So, I’m doing a little fiction writing. I’m working on my second novel, but every once in a while I take a break to write a short piece. Writer Peter Elbow encourages freewriting, as do I. It’s the kind of writing you do when you just sit at a computer or with paper in hand and you write. Whatever comes to your mind.
I have a slight obsession with letters and with people receiving letters. Sometimes I wish I’d receive a letter. That was really the only thing I had in mind when I began to write this, and then I thought of secrets and letters. This is what resulted.
Friday Fiction: An Unnamed Freewrite story…who knows what will happen with it.
Secrets. Locked up secrets.
There were letters and cards, handwritten notes, and photographs. They were crammed into the box Samantha had found when she went back to the house, back to the place she hadn’t stepped foot inside of for years. The house smelled musty, the curtains were faded and dingy, and the yellow walls looked like they needed a fresh coat of paint ten years ago. Or more.
Had she really been gone from here that long? Longer even. It had been almost twelve years.
When the lawyer had finally reached her after almost a month of dead-end calls and returned letters, her forwarding address having been changed so many times no one could keep it straight, and no other living relatives besides the recently deceased still remained, she had answered the telephone.

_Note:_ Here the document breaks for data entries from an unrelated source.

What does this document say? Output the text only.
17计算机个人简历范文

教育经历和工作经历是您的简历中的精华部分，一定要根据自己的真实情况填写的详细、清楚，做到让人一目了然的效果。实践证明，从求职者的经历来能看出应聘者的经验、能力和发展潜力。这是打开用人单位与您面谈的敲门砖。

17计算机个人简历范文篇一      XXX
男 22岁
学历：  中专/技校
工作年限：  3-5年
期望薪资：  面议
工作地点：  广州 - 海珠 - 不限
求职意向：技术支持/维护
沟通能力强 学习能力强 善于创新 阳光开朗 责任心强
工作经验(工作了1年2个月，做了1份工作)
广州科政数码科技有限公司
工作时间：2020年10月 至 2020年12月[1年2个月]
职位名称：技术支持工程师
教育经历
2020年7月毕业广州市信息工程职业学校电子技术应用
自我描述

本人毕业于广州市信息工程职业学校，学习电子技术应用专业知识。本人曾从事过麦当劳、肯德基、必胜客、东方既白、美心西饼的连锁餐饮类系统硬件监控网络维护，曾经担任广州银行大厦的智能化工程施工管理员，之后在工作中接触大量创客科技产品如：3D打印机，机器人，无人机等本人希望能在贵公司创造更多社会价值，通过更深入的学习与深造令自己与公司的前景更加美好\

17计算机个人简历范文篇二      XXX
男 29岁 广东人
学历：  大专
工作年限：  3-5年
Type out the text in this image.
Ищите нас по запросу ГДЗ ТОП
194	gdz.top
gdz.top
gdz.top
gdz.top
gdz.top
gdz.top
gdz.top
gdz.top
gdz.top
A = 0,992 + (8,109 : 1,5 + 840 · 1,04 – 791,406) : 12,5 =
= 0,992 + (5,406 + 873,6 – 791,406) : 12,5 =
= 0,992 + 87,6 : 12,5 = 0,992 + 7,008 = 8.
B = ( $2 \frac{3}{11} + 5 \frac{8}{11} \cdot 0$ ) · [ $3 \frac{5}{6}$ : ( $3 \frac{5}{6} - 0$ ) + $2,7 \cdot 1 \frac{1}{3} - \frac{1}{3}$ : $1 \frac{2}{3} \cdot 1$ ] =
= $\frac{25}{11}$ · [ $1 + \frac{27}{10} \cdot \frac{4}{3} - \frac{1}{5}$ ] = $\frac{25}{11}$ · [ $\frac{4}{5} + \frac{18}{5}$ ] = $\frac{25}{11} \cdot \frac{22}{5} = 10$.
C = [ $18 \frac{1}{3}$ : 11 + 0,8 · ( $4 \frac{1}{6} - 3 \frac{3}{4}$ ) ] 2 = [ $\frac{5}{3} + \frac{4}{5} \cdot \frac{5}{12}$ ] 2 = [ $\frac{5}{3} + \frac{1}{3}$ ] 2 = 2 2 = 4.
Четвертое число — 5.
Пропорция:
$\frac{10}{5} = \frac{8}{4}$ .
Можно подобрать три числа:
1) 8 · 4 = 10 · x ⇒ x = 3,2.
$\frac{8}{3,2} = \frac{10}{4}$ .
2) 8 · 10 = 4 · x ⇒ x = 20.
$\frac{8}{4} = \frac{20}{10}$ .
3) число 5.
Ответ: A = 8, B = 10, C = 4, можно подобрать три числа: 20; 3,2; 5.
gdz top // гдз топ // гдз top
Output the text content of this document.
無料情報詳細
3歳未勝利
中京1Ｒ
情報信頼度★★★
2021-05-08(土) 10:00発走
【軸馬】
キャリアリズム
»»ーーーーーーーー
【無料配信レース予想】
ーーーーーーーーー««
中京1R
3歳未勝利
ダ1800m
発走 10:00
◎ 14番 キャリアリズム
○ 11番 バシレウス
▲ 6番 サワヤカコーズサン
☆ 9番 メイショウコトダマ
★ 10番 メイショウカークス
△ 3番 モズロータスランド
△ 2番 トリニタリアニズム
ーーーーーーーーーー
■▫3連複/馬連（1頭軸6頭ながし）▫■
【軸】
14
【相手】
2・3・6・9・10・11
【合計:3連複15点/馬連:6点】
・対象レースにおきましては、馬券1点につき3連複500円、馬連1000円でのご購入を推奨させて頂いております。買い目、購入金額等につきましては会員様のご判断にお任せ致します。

“Is this Samantha Bellows?” the gentleman at the other end of the line asked.
“Yes,” she said.
“Is this Samantha Bellows, daughter of Gertrude Bellows?”
The sound of her mother’s name still made her skin crawl.
“I am David Jones, a lawyer who has been entrusted with your mother’s estate. I regret to inform you that your mother has passed.”
She stood, silent, the phone to her ear, expressionless. No words came to mind, so she said nothing.
“Are you there, Miss?” the gentleman had said.
“I am,” she said.
“I’m sorry for your loss.”
“Don’t be,” she said. It was all she could muster up.
“Your mother has left you her estate, and our firm would like to conduct its last business with regard to this estate as soon as possible. When do you think you could come to town?”
She knew it would take her over eight hours to make the drive there, so she suggested that she could be there in two days. The lawyer agreed, and the two decided to meet on Friday at noon. Samantha hung up the phone and stared out the window.
When she had arrived, settling the estate took no time at all. The lawyer had been meticulous about tidying everything up. It was such a non-event, that Samantha had wondered if preparations had been made in well in advance. Perhaps her mother had known she was going to die. She would never know the answers now. Her mother’s death had left Samantha alone in the world, her father long dead, her estranged mother now dead, with no siblings to speak of, and a husband who left her many moons ago for someone younger and more beautiful who knew how to laugh.
How inconsiderate of her ex-husband to expect her to laugh! Had his upbringing been as odd and befuddling and eccentric as her own, he might have understood her inability to loosen up sometimes. And so he had fallen for a younger woman at work, who was able to laugh—she laughed all the time—and she made him laugh.
The quicker she could get out of the house, the better, Samantha thought. The house had a distinct odor to it, that of an antique shop filled with mothballs. She perused the rooms, and while they didn’t look exactly as she had remembered, they looked strangely similar, with some artifacts still hanging on the walls. She stopped in her tracks in the hallway when she saw it and took a breath: her painting—the one she had created of the rolling fields behind the house—still hung on the wall. Her mother had kept it.
She patted her forehead and felt tears building up, but she would never allow herself to cry. She had cried enough, and she was determined never to shed another tear, for how could one cry when one’s heart had been broken over and over and over? Every tear had been sucked from her core—from her mother, her father, and from Ben.
Samantha walked back over to the foyer where the box sat. She had made up her mind to take it. She knew what she might uncover if she went through it, and she knew she wasn’t strong enough tempt it at the moment.
She gathered it up, and walked out to her car, the box in hand. Her little Honda Civic had barely enough room for the box; she had a few cabinet samples stacked in the back along with some countertop chips. She’d been working on designs to renovate a kitchen. As she opened the car door, she took her foot, and using the force of it, stuffed the box into the car, and shut the door.
As she walked around to the driver’s side of the car, Samantha looked back at the house one last time, and one last time she vowed not to cry.